Prof. Aziz Kingrani of Dadu in Sind, Pakistan; signboard near the Kirthar mountains where Majumdar was killed Courtesy, Wikipedia and Aziz Kingrani
Aziz Kingrani, a college professor at Dadu, is an admirer of Majumdar. He says, “The robbers were arrested at Kalat (Balochistan) and sentenced to life soon after Majumdar’s death. But their identity remains a mystery. When I tried to trace the records of his post-mortem and murder trial, I didn’t find anything.”
Kingrani has visited more than once the site near the foothills of the Kirthar mountains where Majumdar was killed. “With the help of friends, I erected a memorial signboard in 2011,” he says. Kingrani shared photographs of the board with The Telegraph.
Although Sind remembers Majumdar’s contribution, in India he’s largely forgotten. His grandson Anjan Mukherji, who is a professor emeritus of economics at Delhi’s Jawaharlal Nehru University, says, “There is an overwhelming sense of regret (in the family) that the government didn’t do anything to recognise my grandfather’s contribution.”
In fact, the family received no official intimation from the government when Majumdar died. Snehalata came to know about it, by chance, as she was listening to a radio bulletin. The news, however, was covered in Calcutta newspapers including Anandabazar Patrika and The Hindustan Standard.
Mukherji recalls, “My mother (Dipti) was 15 and was about to appear for the Class X board exams. She was in Sylhet at her grandfather’s house at that time.” Since Majumdar moved about on excavations across India, the family stayed either in Calcutta or in Sylhet. All members congregated in Calcutta whenever he returned from expeditions.
His father’s death had deeply affected Majumdar’s 10-year-old son Tapas, who later became a professor of economics at what was then Presidency College. Economist Dipankar Dasgupta, who is also a columnist with The Telegraph, recalls the highly revered professor who was always reticent to talk about his father. He says, “Despite having to bear with the tragedy at a very tender age, his performance in school and college was exemplary. He joined Presidency College as an assistant professor of economics at 21 and none other than Amartya Sen and Sukhamoy Chakrabarti were his students. Following in his illustrious father’s footsteps, he encouraged students to do research.”

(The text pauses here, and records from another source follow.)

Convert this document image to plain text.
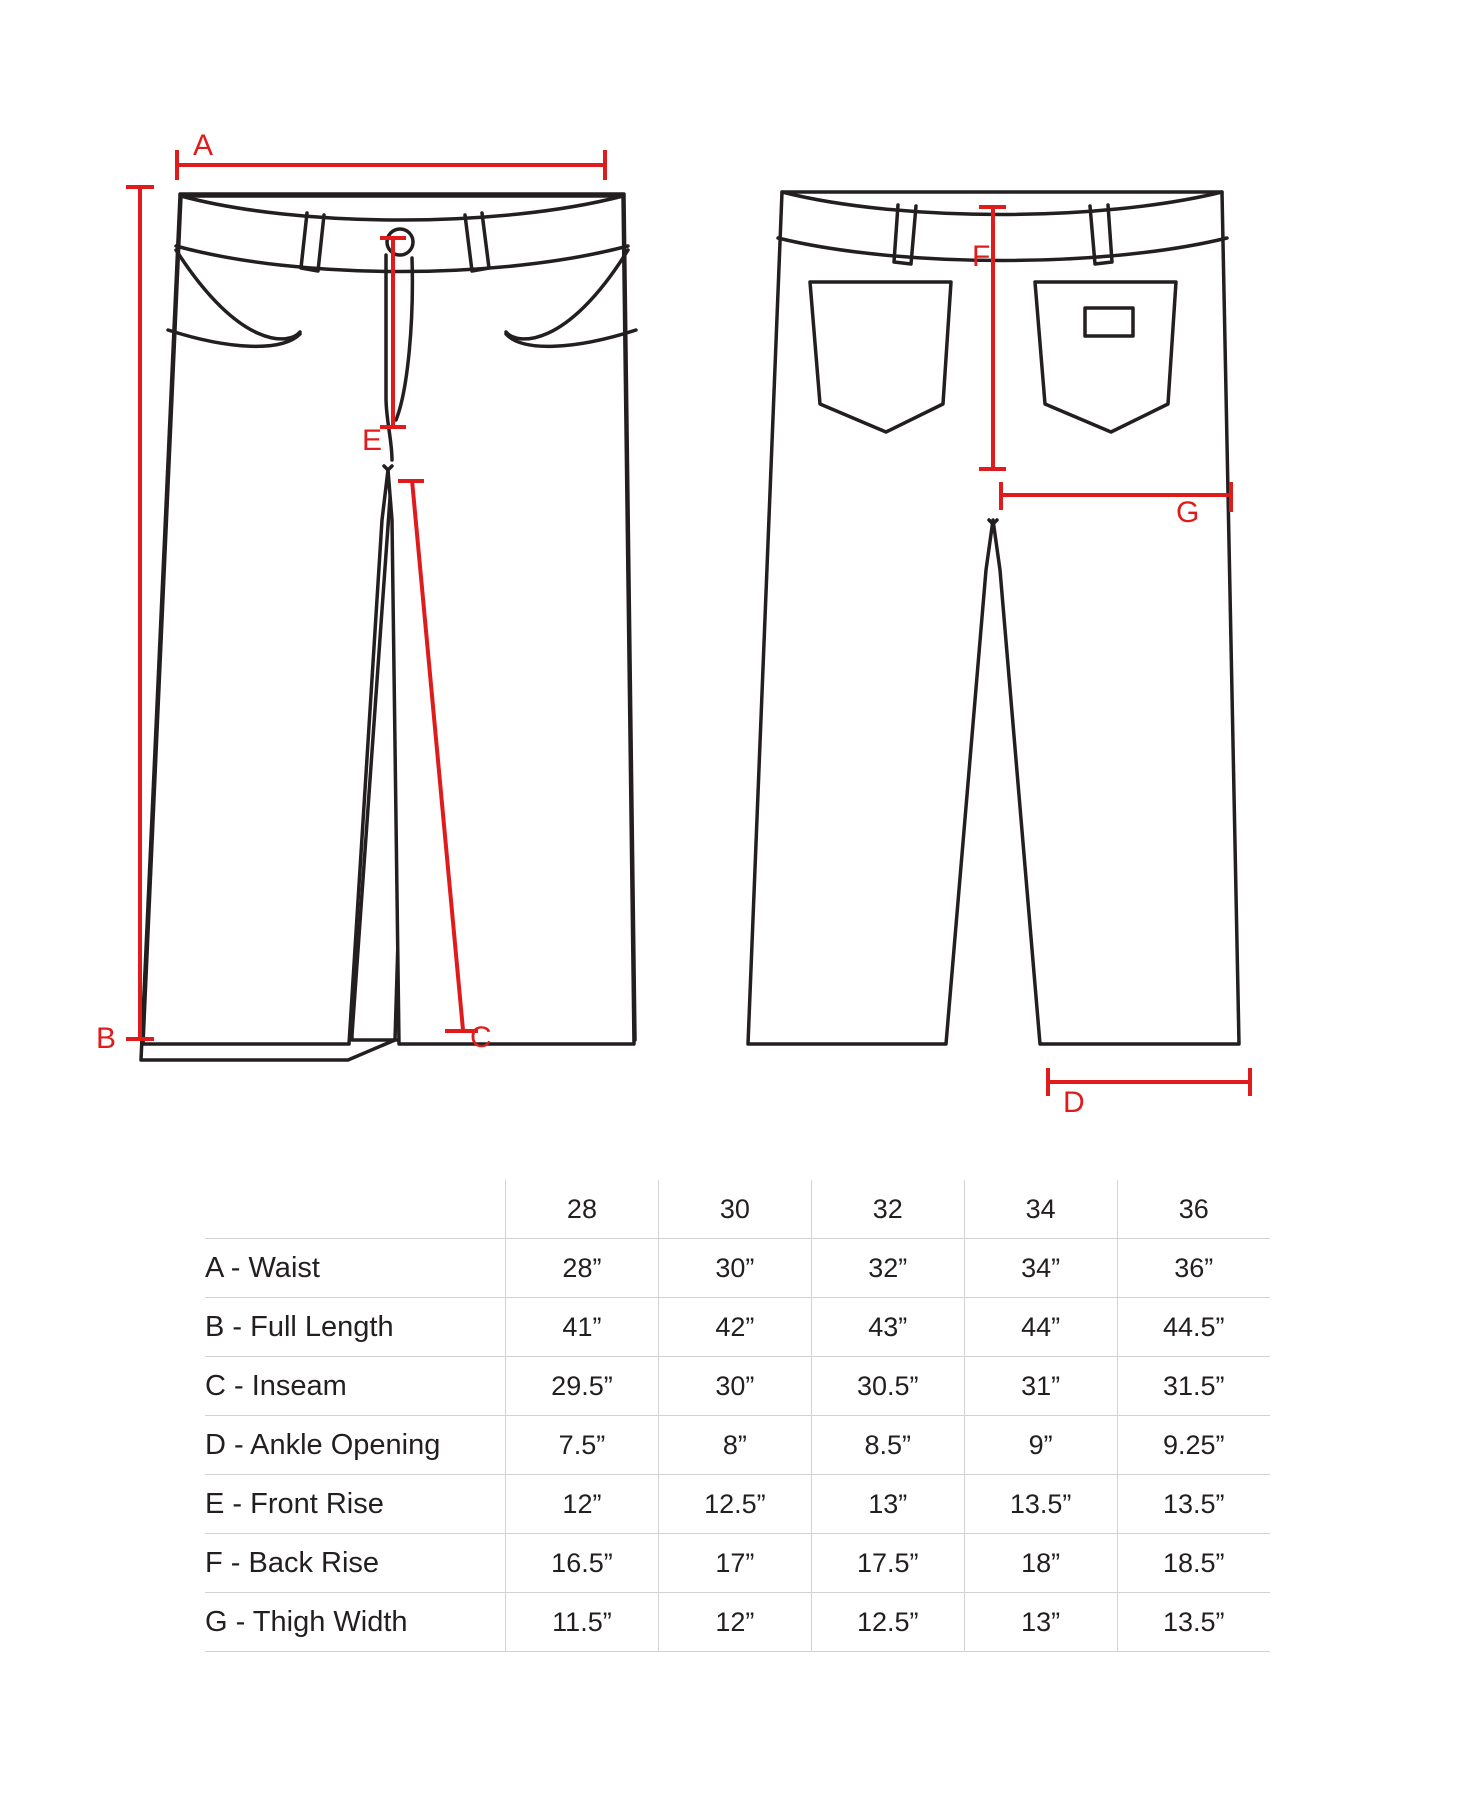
A
B	C
D
E
F
G
	28	30	32	34	36
A - Waist	28”	30”	32”	34”	36”
B - Full Length	41”	42”	43”	44”	44.5”
C - Inseam	29.5”	30”	30.5”	31”	31.5”
D - Ankle Opening	7.5”	8”	8.5”	9”	9.25”
E - Front Rise	12”	12.5”	13”	13.5”	13.5”
F - Back Rise	16.5”	17”	17.5”	18”	18.5”
G - Thigh Width	11.5”	12”	12.5”	13”	13.5”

Mukherji remembers Tapas as his dear “mamu”. Every once in a while he still gingerly turns the crumbling pages of his uncle’s scrapbook in which he had pasted cuttings of newspaper reports of Majumdar’s death along with some of the letters, including the last postcard. The family also has a field diary of Majumdar, which is full of copious personal notes about his expeditions.
Amateur archaeologist Sandipani Bhattacharya has taken up the task of bringing out a commemorative volume on Majumdar on his 125th birth anniversary this December. “I am also digging out all the research papers, articles and field notes of this archaeologist who was much way ahead of his time. I wish to bring out a five-volume complete works of Nani Gopal Majumdar,” he says. Bhattacharya notes that Majumdar — a “native” — was so confident and passionate about his research that he didn’t hesitate to argue with Marshall, his British boss.
Says Bhattacharya, “Since this year is the centenary of the discovery of Indus Valley Civilisation, it’s the opportune moment to revive his contribution that has largely sunk into oblivion.”